Wonder where the cost would come out if you use a generic statin and skip the CRP test (which is so nonspecific as to be valueless) and just aim for a lower target LDL. I think the patients ended up with a mean LDL level of 55 mg/dL which is very low, so maybe it suggests that the current targets are too high.

Anonymous said...

dr wes,

don't forget all the extra dr visits for all that prescribing. and testing. and counseling. and dealing with dose changes. and side effects.

(and making visits that would have already happened anyway more complex and thus more expensive.)

Margaret Polaneczky, MD (aka TBTAM) said...

Brilliant post.

Anonymous said...

They stopped a 5 year trial, 3 years early.

Hmmmmmmmm. Wonder why?

Anonymous said...

anon 10:00 CST-

I'm guessing the DSMB (not the company) stopped the trial early because the interventional arm had a 50% lower cardiac event rate. It is unethical to continue an RCT when one arm is clearly superior to another.

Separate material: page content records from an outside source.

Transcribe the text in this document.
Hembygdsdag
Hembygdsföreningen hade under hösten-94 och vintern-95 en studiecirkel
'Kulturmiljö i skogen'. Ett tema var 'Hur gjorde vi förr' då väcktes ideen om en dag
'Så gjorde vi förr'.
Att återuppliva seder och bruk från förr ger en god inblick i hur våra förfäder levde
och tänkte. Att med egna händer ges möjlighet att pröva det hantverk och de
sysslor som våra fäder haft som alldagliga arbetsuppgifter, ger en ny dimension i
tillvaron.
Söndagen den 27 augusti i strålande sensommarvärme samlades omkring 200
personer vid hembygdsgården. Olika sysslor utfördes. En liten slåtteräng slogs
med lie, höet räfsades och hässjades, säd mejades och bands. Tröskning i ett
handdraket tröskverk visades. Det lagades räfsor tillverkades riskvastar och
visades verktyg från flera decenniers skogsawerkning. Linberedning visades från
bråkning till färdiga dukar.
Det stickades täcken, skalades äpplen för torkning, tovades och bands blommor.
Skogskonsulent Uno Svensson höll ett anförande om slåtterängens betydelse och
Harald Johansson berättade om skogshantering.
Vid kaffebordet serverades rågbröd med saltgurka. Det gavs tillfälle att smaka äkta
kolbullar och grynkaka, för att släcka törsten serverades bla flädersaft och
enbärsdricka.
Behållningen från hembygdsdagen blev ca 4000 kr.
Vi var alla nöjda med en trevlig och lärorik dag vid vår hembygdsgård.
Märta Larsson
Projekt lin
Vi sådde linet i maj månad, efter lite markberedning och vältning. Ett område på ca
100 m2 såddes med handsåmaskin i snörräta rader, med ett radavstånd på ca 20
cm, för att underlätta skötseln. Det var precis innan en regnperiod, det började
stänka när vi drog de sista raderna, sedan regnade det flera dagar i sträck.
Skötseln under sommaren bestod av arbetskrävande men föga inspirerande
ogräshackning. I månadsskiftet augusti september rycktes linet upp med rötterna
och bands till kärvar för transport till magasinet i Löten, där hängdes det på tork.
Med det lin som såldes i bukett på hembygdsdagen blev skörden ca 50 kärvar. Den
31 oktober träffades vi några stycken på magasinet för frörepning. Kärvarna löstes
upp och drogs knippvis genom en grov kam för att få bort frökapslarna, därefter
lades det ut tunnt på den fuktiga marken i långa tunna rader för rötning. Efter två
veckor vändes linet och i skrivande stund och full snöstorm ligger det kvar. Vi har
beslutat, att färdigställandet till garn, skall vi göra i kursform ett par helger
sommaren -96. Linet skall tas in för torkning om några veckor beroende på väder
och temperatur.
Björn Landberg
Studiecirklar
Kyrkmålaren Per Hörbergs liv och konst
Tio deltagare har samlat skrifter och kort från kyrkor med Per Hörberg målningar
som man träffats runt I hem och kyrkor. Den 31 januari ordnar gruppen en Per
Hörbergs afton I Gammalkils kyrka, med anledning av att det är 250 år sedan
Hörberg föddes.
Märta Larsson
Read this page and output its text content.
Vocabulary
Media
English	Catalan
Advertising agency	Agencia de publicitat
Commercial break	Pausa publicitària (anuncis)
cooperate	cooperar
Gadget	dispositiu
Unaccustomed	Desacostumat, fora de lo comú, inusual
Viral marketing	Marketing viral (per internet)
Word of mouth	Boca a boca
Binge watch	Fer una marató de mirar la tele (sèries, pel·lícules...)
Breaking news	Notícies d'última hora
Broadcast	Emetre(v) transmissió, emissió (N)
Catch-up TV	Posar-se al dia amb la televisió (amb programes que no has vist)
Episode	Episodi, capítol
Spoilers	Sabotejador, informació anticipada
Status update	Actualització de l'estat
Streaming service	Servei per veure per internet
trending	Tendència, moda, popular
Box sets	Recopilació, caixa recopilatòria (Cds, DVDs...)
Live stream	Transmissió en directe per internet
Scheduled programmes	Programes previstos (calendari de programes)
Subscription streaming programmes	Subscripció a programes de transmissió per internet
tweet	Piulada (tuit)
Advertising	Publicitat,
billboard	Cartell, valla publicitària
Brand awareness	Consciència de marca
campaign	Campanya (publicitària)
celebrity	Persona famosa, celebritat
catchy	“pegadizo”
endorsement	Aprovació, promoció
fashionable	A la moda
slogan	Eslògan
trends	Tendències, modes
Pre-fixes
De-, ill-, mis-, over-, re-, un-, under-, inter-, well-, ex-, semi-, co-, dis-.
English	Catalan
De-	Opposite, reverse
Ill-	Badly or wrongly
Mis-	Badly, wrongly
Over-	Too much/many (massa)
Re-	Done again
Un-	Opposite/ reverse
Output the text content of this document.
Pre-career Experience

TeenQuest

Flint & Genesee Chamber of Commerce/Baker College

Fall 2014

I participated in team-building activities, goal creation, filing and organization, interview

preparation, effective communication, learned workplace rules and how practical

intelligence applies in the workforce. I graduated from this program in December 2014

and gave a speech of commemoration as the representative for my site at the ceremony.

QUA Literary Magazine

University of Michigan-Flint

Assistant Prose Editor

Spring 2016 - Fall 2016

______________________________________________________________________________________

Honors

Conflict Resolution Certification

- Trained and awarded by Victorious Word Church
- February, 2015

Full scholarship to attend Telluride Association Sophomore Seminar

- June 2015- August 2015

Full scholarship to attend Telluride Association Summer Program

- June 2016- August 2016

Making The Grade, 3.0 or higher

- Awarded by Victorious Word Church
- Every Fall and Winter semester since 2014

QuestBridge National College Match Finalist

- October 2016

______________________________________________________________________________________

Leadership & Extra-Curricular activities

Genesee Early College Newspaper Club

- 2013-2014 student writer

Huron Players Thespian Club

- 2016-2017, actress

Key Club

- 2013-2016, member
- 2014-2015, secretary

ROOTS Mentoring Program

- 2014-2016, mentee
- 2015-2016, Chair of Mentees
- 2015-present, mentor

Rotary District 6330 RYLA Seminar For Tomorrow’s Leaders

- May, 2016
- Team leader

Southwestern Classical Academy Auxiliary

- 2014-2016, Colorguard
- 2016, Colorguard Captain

The whole basis of human subject participation in clinical research is (right or wrong) informed consent. At the time subjects were consented, there was genuine uncertainty as to whether or not otherwise healthy subjects with elevated CRP benefited from CRP lowering by a statin. Once it became clear that this was almost certainly true, it became difficult for a DSMB to ethically justify continuing the trial and pretending this was not the case.

Not everything about big pharma is completely corrupt.

Anonymous said...

Just curious, but how much does an average admission for one of the 'cardiac events' run these days? I'm assuming a fair number end up in the unit which isn't cheap .....

Anonymous said...

Just curious, but how much does an average admission for one of the 'cardiac events' run these days? I'm assuming a fair number end up in the unit which isn't cheap .....

Ever heard about NNT? Sure admissions aren't cheap, but admitting 1 person may still be cheaper than treating many, don't you think?

#1 Dinosaur said...

I'm not sure I agree with some of your numbers, so I re-crunched them here.

Anonymous said...

Nice post.

I still think "cholesterol" is one of the biggest scams ever in the history of modern medicine, right up there with "bleeding" patients of their bad blood.

I seem to recall that nearly half of all heart attacks happen to people with normal LDL/HDL levels.

C-RP and triglycerides make a lot more sense as warning signals, although as I understand it they are more strongly associated with general vasculitis. (Speaking as a medical dabbler.)

Since statins seems to universally place burdens on the liver, I wonder what would have happened if they had recorded incidence of effects like cirrhosis along with heart trauma.

Prevention is great, but not if it is expensive and simply shifts the risk of death around.